Linde Engineering Dresden ist weltweit führend bei Planung, Lieferung und Bau von Petrochemie-, Luftzerlegungs-, Gas-, CO2- und Energieanlagen. Auf seiner Referenzliste stehen auch große Petrochemieprojekte im Nahen Osten, in Europa und in Russland, darunter Polyethylen- und Polypropylen-Anlagen und Luftverflüssigungs- und Luftzerlegungsanlagen, die seit über 100 Jahren nach Russland und in die Ukraine geliefert werden. Auch bei kohlenstoffarmen und sauberen Energietechnologien und Prozessanlagen, etwa für die Lebensmittelindustrie, hatte sich die als Linde-KCA bekannte und 2015 im Konzern aufgegangene Adresse einen Namen gemacht.

Dennoch wird immer wieder kolportiert, die Sachsen seien defizitär. Dabei arbeitet die Belegschaft bei weniger Gehalt auch fünf Stunden pro Woche länger als die Kollegen im Westen. Daraus ergebe sich bei Stundensätzen ein Kostenvorteil von 40 Prozent, heißt es. Laut Unternehmensberatung Kemper & Schlomski haben die Dresdner von 2004 bis 2014 über 100 Millionen Euro an die Zentrale überwiesen.
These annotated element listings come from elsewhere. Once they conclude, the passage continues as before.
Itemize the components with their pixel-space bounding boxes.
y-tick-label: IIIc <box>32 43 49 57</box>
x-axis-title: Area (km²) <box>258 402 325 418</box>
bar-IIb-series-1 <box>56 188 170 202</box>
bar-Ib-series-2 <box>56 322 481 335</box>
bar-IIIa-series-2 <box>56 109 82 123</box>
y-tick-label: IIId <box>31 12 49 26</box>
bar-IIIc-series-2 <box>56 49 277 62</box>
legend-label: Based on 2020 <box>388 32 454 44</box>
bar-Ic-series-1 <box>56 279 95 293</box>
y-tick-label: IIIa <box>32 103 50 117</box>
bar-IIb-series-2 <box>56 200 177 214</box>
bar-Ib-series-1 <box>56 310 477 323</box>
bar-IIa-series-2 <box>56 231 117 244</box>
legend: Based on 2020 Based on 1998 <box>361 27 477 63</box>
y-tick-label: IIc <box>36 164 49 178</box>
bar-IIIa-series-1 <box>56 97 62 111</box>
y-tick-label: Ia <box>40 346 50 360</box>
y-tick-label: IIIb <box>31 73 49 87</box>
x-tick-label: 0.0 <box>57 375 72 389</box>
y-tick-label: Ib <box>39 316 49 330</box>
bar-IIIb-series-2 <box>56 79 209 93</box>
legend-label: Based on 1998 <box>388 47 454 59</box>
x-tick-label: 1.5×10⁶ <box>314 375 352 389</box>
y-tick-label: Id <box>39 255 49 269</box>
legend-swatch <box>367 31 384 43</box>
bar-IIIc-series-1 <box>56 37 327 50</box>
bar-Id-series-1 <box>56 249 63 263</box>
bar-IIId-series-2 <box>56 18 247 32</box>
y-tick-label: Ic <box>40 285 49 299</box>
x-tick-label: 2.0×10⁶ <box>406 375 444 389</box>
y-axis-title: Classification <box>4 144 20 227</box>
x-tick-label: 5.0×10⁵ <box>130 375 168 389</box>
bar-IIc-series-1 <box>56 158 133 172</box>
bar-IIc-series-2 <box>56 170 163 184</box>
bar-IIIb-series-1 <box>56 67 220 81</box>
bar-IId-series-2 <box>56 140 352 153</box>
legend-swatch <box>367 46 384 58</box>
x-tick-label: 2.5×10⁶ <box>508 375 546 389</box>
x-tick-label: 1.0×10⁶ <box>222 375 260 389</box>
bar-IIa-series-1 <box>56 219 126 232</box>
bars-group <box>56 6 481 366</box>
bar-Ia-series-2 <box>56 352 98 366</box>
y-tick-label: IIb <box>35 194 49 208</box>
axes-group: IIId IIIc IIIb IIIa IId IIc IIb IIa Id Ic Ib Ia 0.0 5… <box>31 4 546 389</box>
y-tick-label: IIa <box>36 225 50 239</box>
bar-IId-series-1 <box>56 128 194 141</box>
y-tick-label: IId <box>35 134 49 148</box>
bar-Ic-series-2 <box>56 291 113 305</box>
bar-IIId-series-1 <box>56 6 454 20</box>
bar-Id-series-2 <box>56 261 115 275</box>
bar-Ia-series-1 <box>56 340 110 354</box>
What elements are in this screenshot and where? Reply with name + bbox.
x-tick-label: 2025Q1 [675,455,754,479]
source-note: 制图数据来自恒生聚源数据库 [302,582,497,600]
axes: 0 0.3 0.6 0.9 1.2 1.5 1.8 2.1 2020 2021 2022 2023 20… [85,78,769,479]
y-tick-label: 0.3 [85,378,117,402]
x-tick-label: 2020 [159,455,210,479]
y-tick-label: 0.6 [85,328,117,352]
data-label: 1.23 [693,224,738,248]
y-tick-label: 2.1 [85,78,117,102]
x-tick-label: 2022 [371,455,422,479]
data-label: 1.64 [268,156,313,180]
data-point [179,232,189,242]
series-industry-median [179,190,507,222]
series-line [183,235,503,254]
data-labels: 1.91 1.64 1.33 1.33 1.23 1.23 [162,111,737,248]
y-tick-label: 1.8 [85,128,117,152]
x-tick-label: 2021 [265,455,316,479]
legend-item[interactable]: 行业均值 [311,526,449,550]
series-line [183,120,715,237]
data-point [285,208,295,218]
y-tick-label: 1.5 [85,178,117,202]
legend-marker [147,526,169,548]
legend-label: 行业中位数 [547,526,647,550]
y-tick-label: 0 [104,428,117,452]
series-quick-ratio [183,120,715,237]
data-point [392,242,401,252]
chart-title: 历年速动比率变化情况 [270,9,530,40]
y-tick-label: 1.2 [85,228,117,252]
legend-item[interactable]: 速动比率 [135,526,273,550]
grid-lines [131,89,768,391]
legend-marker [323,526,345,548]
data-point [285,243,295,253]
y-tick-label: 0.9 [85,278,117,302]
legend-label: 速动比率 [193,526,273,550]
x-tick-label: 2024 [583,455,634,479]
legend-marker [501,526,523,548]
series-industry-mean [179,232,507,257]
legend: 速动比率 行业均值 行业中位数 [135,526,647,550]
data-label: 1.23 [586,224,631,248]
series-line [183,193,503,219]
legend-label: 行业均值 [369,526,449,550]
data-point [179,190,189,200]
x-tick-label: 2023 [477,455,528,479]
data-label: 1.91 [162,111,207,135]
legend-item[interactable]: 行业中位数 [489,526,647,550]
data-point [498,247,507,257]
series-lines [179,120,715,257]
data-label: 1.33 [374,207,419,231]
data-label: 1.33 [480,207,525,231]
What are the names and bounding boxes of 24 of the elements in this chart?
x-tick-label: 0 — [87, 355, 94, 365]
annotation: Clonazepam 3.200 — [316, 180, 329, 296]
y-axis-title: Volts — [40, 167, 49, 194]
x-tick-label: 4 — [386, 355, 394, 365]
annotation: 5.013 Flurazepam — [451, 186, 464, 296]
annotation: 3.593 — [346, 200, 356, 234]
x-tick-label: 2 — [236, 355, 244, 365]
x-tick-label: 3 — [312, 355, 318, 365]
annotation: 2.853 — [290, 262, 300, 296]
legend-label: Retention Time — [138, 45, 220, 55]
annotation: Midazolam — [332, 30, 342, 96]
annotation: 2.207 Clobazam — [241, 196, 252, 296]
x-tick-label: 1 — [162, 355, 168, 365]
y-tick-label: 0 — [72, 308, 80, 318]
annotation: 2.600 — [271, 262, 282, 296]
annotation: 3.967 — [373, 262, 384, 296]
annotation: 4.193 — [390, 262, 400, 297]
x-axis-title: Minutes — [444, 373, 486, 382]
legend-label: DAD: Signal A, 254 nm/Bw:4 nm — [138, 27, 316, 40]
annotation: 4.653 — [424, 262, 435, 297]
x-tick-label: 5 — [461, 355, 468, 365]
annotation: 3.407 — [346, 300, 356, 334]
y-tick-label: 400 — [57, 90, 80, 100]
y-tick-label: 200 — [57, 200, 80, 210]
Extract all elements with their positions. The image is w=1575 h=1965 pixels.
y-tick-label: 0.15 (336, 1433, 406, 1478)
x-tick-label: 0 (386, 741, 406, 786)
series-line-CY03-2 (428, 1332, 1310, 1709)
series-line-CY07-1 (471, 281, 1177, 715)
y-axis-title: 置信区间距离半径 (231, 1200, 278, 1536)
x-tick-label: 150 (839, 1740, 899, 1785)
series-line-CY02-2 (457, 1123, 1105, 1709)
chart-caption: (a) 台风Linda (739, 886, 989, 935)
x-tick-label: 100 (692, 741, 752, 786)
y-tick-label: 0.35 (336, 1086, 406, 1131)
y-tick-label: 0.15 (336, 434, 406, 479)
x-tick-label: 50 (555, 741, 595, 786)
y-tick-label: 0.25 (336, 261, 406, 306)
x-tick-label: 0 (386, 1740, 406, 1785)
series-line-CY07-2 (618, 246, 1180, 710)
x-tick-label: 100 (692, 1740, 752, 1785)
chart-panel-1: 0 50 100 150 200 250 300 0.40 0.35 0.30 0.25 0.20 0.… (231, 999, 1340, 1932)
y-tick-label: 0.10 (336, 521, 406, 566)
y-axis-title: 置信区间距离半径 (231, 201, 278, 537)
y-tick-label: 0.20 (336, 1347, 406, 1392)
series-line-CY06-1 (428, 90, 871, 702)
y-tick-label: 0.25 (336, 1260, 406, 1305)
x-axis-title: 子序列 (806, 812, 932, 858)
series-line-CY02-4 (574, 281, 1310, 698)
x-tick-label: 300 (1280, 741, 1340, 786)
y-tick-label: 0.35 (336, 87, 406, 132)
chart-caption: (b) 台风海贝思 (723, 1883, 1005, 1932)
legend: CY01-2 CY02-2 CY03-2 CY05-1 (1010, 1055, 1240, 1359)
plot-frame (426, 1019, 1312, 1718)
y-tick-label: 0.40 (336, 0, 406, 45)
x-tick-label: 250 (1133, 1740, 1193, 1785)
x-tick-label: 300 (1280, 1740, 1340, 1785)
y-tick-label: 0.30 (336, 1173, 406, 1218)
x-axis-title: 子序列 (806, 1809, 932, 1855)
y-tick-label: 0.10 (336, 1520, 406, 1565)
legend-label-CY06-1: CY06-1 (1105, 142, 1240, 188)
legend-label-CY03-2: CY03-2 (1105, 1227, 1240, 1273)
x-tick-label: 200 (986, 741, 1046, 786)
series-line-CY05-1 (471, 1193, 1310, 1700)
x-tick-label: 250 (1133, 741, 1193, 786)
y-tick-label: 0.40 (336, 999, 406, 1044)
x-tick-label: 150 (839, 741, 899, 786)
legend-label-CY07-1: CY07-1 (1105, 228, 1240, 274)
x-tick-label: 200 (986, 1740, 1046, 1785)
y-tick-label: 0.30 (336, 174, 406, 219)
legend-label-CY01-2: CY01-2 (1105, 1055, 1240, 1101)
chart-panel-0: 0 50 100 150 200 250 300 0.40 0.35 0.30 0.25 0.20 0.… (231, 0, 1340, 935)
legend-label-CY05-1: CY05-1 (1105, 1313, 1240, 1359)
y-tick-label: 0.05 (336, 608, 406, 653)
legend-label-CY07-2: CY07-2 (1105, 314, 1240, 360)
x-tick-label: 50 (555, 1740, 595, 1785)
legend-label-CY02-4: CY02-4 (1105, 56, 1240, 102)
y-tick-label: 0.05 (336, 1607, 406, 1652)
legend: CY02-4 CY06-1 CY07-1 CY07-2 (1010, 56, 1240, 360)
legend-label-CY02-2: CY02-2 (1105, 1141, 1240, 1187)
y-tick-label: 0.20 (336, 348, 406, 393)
Ostdeutscher Anlagenbau brummt

Der jüngste Job der Dresdner passt ins aktuelle Branchenbild: Der Maschinen- und Anlagenbau hat im zweiten Quartal seinen Aufwärtstrend fortgesetzt. Das ergab eine Umfrage des Branchenverbandes VDMA unter den 350 ostdeutschen Mitgliedsbetrieben. 88 von 100 Unternehmen schätzen demnach ihre Geschäftslage als sehr gut oder gut ein. Drei Monate zuvor waren es 78 Betriebe. „Die Kurve zeigt seit Ende 2016 stetig nach oben“, sagt Reinhard Pätz, Geschäftsführer des VDMA Ost. Die Kapazitätsauslastung sei auf fast 92 Prozent gestiegen, den höchsten Wert seit gut fünf Jahren. Das Auftragspolster habe sich im Schnitt auf gut fünf Monate erhöht, so Pätz. Damit verkürzten die ostdeutschen Betriebe den Abstand zum westdeutschen Maschinenbau – im Bundesschnitt reichten die Aufträge knapp sechs Monate.

Zum ostdeutschen Maschinen- und Anlagenbau zählen rund 470 Unternehmen mit mehr als 50 Mitarbeitern. Die insgesamt 81 000 Beschäftigten erwirtschafteten 2016 einen Umsatz von 17,7 Milliarden Euro. Die Exportquote liegt bei 50 Prozent.